At an unusual public hearing on Thursday, a parade of critics of the U.S. Department of Education’s planned “gainful employment” regulation decried the proposal as “anti-business” and “illogical, unfair, and beyond the agency’s authority,” while supporters of the rule backed it as a “necessary and important safeguard” that, if anything, needed to be made even tougher.
The comments came during the first of two days of meetings the department is holding to hear, in person, from some of the 90,000 or so people and organizations that submitted a record number of comments about the proposed rule. The next session is tomorrow.
As proposed, the regulation could eliminate federal financial aid for career-focused programs at for-profit and nonprofit colleges where high proportions of students are not repaying the principal on their student loans or end up with excessive debt loads for the salaries they can earn. The proposed regulation has been the focus of intense debate, heated lobbying, and some high-profile media campaigns by the for-profit-college industry.
At the sessions on Thursday, most speakers used their five minutes at the podium to politely but pointedly revisit some of those same issues.
‘A Perverse Incentive’
Sheryl Moody, a regulatory lawyer for a college company called Anthem Education, with 23 institutions in 15 states, questioned the department’s decision to base the regulation in part on the numbers of students who were repaying principal on their loans. “If you wanted to measure student-loan defaults, you would have used the cohort default rate,” she said.
Advocates of the regulation say the use of repayment data is more reliable than the default data because the “default management” activities of for-profit colleges can obscure how many students are able to repay their loans. At the session on Thursday, Justin Draeger, president of the National Association of Student Financial Aid Administrators, warned that using repayment data as the standard could “introduce a perverse incentive” to discourage students from making use of student-loan options like income-based repayment plans or deferrals and forebearances.
Meanwhile, the legislative director of the United States Student Association, Getachew Kassa, urged department officials to add a provision to the regulation that would send students warnings directly from the government if they were enrolled in programs whose students were found to end up with high debt relative to their income.
Angela Peoples, the policy and advocacy manager for Campus Progress, an arm of the Center for American Progress, said the loan-repayment standard in the proposed regulation was too lax because it would still allow programs to continue even if more than half of its former students were not repaying their loans.
Rule Covers Nonprofits as Well
For-profit colleges have been most active in opposing the rule, but according to Terry W. Hartle, senior vice president for government and public affairs at the American Council on Education, it could actually cover about 53,000 programs, of which 80 percent are at nonprofit and public colleges.
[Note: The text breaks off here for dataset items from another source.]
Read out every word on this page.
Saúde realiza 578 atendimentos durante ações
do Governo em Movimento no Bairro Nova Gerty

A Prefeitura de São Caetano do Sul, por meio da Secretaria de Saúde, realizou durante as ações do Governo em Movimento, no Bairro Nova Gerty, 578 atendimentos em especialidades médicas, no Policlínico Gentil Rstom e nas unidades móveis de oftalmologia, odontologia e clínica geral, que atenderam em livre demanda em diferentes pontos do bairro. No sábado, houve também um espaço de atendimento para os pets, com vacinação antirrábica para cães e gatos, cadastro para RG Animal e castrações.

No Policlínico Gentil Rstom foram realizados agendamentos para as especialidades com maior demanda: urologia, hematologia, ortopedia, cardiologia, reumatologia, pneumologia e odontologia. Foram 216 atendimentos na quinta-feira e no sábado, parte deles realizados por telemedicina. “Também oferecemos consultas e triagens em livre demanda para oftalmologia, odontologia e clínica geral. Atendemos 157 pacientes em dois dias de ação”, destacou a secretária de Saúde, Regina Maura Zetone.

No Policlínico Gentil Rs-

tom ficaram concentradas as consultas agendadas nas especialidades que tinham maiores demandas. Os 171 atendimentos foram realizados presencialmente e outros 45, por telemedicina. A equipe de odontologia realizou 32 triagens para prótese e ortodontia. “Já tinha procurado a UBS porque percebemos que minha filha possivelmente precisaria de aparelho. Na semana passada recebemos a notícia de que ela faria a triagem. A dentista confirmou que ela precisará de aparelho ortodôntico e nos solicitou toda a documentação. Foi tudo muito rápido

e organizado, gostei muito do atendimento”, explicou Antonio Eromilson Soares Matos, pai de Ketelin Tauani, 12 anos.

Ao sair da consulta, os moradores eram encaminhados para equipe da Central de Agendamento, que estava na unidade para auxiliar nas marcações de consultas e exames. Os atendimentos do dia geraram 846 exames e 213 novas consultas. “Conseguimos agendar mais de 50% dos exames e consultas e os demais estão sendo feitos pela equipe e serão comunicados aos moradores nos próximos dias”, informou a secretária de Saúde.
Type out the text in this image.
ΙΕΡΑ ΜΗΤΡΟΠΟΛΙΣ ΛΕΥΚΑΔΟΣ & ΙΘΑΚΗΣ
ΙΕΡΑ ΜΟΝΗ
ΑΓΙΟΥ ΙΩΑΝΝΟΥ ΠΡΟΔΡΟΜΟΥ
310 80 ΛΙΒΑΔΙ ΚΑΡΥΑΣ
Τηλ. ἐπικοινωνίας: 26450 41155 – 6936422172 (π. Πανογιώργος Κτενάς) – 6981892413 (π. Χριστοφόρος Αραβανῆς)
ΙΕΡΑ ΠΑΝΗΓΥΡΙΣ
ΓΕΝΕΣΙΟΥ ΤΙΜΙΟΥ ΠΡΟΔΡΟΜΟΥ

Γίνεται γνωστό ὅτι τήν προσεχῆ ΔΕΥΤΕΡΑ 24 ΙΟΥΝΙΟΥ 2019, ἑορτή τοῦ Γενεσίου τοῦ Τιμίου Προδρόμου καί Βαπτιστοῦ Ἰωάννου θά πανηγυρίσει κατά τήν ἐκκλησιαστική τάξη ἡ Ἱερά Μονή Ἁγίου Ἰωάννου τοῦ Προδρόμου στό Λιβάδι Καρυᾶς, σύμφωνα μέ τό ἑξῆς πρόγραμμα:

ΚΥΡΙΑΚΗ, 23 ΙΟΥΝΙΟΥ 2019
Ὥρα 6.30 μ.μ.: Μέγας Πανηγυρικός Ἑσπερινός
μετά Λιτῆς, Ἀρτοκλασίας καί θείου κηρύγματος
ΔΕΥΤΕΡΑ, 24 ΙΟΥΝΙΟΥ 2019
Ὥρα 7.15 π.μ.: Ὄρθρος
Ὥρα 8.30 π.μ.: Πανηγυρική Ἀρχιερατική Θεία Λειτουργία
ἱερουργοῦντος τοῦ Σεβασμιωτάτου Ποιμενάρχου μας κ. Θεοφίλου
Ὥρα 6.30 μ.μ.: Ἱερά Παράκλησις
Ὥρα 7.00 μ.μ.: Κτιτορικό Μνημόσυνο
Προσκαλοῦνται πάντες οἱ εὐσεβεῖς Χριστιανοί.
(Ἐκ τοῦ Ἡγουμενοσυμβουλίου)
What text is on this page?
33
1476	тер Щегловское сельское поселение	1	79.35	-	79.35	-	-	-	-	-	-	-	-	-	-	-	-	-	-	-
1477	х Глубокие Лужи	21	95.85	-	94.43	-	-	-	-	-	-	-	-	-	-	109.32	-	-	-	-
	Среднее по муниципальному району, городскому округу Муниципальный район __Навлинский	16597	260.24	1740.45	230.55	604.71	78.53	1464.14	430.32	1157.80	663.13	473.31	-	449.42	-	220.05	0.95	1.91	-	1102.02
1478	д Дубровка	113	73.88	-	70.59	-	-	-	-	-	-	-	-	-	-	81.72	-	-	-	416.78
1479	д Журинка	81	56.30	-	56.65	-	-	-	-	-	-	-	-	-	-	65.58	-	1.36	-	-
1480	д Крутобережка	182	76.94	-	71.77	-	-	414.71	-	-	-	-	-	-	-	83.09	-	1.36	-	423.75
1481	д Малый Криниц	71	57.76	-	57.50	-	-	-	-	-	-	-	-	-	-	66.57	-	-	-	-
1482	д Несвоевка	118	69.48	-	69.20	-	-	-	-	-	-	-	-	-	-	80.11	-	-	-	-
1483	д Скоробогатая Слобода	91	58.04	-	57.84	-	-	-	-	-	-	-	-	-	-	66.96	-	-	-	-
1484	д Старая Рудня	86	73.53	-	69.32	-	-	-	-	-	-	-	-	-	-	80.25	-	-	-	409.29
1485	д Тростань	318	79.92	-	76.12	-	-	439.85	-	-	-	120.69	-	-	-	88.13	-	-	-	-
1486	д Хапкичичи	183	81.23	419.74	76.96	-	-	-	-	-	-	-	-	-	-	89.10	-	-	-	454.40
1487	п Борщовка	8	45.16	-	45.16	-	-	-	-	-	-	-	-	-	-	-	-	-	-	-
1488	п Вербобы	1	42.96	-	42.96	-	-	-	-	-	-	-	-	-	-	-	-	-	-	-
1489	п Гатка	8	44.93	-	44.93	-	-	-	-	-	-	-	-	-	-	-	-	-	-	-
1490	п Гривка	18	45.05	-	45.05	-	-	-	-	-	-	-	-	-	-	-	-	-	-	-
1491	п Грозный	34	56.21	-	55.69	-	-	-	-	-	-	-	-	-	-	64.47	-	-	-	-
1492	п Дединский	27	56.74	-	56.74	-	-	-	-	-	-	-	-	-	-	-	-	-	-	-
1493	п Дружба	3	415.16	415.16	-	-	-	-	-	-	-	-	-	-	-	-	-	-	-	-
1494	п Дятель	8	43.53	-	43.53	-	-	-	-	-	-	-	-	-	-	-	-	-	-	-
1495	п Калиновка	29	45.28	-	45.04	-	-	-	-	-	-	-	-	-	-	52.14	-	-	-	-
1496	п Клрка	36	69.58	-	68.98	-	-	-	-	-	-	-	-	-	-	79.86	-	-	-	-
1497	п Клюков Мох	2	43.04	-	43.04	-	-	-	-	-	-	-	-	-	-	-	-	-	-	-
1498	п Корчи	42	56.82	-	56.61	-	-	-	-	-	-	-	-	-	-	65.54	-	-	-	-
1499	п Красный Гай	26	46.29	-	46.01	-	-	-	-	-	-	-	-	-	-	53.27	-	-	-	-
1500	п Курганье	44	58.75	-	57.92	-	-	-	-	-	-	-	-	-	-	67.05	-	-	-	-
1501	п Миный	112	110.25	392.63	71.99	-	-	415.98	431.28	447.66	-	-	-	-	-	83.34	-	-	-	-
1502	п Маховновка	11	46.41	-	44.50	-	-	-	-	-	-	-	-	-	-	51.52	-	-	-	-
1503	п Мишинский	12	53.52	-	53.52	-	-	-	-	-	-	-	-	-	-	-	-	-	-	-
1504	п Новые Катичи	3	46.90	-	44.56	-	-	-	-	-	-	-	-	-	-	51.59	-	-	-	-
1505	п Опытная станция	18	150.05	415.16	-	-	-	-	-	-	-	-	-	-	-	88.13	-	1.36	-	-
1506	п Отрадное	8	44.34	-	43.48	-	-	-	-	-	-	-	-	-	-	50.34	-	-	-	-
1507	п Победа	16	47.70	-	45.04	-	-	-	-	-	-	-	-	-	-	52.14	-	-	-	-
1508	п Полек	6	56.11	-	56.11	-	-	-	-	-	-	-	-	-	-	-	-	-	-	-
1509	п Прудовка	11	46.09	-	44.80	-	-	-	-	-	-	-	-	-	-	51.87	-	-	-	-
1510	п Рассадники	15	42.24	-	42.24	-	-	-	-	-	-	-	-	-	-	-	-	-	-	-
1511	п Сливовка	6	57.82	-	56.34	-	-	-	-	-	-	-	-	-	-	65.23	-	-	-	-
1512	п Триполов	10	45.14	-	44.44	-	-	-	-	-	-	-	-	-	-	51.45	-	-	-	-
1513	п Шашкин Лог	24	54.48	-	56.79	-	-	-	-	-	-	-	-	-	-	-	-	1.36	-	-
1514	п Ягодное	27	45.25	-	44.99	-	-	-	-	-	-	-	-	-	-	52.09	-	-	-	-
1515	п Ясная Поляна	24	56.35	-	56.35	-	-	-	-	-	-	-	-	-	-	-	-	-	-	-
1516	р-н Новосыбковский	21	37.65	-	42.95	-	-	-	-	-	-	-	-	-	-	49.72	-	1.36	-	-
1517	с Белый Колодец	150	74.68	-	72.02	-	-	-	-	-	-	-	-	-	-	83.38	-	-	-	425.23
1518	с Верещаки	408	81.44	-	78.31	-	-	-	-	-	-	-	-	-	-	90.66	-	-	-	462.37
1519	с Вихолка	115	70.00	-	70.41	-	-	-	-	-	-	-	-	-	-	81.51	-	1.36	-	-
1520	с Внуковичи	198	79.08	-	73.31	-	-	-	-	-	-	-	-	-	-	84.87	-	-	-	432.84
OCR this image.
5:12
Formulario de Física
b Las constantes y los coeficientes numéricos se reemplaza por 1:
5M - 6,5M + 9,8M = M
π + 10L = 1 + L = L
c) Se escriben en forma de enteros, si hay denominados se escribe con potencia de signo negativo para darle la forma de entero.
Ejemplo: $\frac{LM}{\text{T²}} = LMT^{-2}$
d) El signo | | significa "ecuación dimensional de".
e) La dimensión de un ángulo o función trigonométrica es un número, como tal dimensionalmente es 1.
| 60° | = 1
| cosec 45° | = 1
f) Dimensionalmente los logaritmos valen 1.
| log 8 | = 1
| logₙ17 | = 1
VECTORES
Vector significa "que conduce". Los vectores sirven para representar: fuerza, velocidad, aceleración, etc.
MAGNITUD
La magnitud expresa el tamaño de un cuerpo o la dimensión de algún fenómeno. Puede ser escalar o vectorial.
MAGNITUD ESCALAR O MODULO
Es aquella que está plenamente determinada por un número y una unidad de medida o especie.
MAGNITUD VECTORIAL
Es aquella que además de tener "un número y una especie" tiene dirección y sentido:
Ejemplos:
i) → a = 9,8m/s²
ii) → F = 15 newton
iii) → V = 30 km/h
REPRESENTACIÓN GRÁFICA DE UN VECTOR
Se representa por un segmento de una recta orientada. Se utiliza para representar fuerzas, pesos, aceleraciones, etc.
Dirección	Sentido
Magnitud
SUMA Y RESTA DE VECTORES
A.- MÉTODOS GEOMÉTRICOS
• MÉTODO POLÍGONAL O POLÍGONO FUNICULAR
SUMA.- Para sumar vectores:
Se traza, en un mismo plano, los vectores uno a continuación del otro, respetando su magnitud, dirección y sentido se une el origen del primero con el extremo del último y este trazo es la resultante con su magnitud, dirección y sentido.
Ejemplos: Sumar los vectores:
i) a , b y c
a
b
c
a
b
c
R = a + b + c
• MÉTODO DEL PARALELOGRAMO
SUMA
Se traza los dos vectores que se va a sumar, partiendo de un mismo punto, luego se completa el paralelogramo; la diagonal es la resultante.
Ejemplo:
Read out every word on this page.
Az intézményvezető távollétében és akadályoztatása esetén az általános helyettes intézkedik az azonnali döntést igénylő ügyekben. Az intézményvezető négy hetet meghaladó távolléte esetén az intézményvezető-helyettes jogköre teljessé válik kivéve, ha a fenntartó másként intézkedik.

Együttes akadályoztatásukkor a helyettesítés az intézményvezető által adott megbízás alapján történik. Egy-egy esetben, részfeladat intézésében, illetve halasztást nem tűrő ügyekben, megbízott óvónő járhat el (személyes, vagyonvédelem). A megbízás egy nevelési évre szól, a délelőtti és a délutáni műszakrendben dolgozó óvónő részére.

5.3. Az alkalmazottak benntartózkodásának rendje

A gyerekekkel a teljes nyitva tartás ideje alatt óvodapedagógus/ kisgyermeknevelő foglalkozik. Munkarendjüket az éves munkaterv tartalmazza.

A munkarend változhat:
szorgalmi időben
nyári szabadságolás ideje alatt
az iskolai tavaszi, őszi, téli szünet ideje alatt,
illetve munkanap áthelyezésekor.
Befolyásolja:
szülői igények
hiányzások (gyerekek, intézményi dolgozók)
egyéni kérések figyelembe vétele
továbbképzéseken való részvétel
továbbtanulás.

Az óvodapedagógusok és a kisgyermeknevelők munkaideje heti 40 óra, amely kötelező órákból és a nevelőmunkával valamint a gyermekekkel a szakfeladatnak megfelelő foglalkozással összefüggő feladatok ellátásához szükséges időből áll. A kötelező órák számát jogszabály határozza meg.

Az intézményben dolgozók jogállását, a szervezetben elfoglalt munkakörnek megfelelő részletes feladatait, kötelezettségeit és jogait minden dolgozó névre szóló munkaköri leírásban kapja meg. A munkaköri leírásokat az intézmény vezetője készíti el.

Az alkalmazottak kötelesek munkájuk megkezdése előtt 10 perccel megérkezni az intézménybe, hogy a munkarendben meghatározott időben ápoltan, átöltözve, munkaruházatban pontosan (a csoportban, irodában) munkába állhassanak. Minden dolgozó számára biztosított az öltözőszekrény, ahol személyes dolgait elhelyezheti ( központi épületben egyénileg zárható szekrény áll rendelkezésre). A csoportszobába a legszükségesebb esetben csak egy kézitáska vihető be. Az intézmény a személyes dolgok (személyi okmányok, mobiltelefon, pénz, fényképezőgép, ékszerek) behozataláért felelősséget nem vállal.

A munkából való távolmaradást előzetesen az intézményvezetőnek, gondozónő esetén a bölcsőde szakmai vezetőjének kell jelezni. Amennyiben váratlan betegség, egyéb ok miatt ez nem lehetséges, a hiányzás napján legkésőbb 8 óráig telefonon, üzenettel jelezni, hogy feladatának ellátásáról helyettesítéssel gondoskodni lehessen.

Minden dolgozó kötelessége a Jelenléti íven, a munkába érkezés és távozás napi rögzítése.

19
Speaking for the council and 58 other higher-education organizations, he suggested the department consider several exemptions to streamline the paperwork for institutions and the department itself. Those exemptions, he said, should go to institutions where programs that specifically train students for gainful employment make up less than 5 percent of all offerings, and also to programs where levels of borrowing are low.
The department also heard on Thursday from business leaders, including representatives from the U.S. Chamber of Commerce, who called for the regulation to be withdrawn altogether, and from the leaders of hospitality-industry associations from South Carolina and Nevada, who said the rules would hit hard at culinary programs from which many of their members draw employees.
David Bergeron, acting deputy assistant secretary for policy, planning, and innovation at the department, said the sessions were helpful. “We heard some things we hadn’t heard before,” he said, during a break. But he gave little hint as to whether the comments would result in changes in the final regulation, expected to be published in early 2011 and, barring a court challenge (which several critics have already hinted at), go into effect in July 2012.